On the 14th of September, 1887, in Saginaw, Michigan, Mr. Smith was united in marriage to Miss Nellie Elvira Stinson, who was born at St. Catharines, Ontario, July 18, 1864, her parents being James and Ann Jane (Potter) Stinson, while her maternal grandparents were Ira and Jane (Backus) Potter, who lived and died in the state of New York. James Stinson, a native of Ireland, was for a number of years engaged in business as a retail merchant of Saginaw, Michigan, where he dealt in glass and crockery ware. His demise occurred in Little Falls, New York, March 24, 1902, when he had attained the age of seventy-two years. His widow, who was born at Pittsford, New York, June 18, 1832, had reached the age of nearly ninety-two years and was living in Little Falls, New York, with her daughter, Mrs. Smith, when she passed away on the 7th of June, 1924.

Mr. and Mrs. George D. Smith were the parents of two children, a daughter and a son: The former, Marie Stinson, who was born in Bay City, Michigan, September 27, 1890, obtained her early education in the public schools of Little Falls, completing the high school course by graduation with the class of 1906. Two years later she was graduated from Dana Hall of Wellesley, Massachusetts; George Hardin Smith, whose natal day was April 5, 1892, attended the public schools of Little Falls, continued his education in the Pennsylvania Military College of Chester, Pennsylvania, and later spent nearly two years as a student in the Tome School at Havre de Grace, Maryland. After putting aside his textbooks he became an employe of the Gilbert Knitting Company of Little Falls, with which he remained until April, 1917, when he enlisted for service in the World war and went to the Officers Training Camp at Madison Barracks.
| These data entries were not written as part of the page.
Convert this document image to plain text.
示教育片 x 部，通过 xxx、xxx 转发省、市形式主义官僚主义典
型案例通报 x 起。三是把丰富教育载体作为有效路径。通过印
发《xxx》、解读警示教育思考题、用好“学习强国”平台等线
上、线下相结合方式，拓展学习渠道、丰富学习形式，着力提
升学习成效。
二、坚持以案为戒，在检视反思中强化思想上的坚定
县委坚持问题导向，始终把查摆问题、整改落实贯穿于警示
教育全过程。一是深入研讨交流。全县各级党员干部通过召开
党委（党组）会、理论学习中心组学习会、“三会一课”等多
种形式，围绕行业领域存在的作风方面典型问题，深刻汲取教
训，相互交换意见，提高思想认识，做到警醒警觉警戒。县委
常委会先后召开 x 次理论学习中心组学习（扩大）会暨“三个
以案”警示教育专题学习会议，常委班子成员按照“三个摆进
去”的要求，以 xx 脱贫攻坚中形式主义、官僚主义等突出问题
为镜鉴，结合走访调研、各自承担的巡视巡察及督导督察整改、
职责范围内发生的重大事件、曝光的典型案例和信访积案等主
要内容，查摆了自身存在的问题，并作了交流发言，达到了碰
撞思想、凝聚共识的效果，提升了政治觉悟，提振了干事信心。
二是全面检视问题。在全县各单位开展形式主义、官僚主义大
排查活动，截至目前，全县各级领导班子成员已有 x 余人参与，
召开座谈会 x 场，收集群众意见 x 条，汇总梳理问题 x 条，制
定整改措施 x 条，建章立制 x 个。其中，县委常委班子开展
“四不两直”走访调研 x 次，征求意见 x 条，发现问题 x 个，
He was stationed successively at Sackett's Harbor, Fort Niagara and Camp Travis, Texas, and went overseas as second lieutenant in the Forty-fifth Machine Gun Corps, Ninetieth Division, and returned as first lieutenant. This was the division in which served Colonel Teal of Little Falls and also General Allen; George Hardin Smith, who is now manager of the Little Falls branch of the Glidden-Morris Company, brokers of New York city, volunteered for service as soon as the United States entered the world conflict and after the signing of the armistice continued abroad with the Army of Occupation. On the 18th of August, 1917, he was married to Miss Hazel Huntley, a native of Syracuse, New York, and a daughter of William Huntley of that city.

In politics Mr. George D. Smith was a stanch republican. He was a regular attendant at the services of the First Presbyterian church and for several years one of the trustees, taking an active interest in the affairs of the church. Fraternally he was identified with Rockton Council, No. 337, of the Royal Arcanum and with Little Falls Lodge, No. 42, of the Benevolent Protective Order of Elks, and he also held membership in the Little Falls Country Club and other social organizations. Mrs. Smith is a devoted member of the First Presbyterian church of Little Falls, in the work of which she is helpfully interested. She is a republican in politics and she belongs to the Fortnightly Literary Club of Little Falls. In the city where she has resided for more than a third of a century the circle of her friends is a wide one.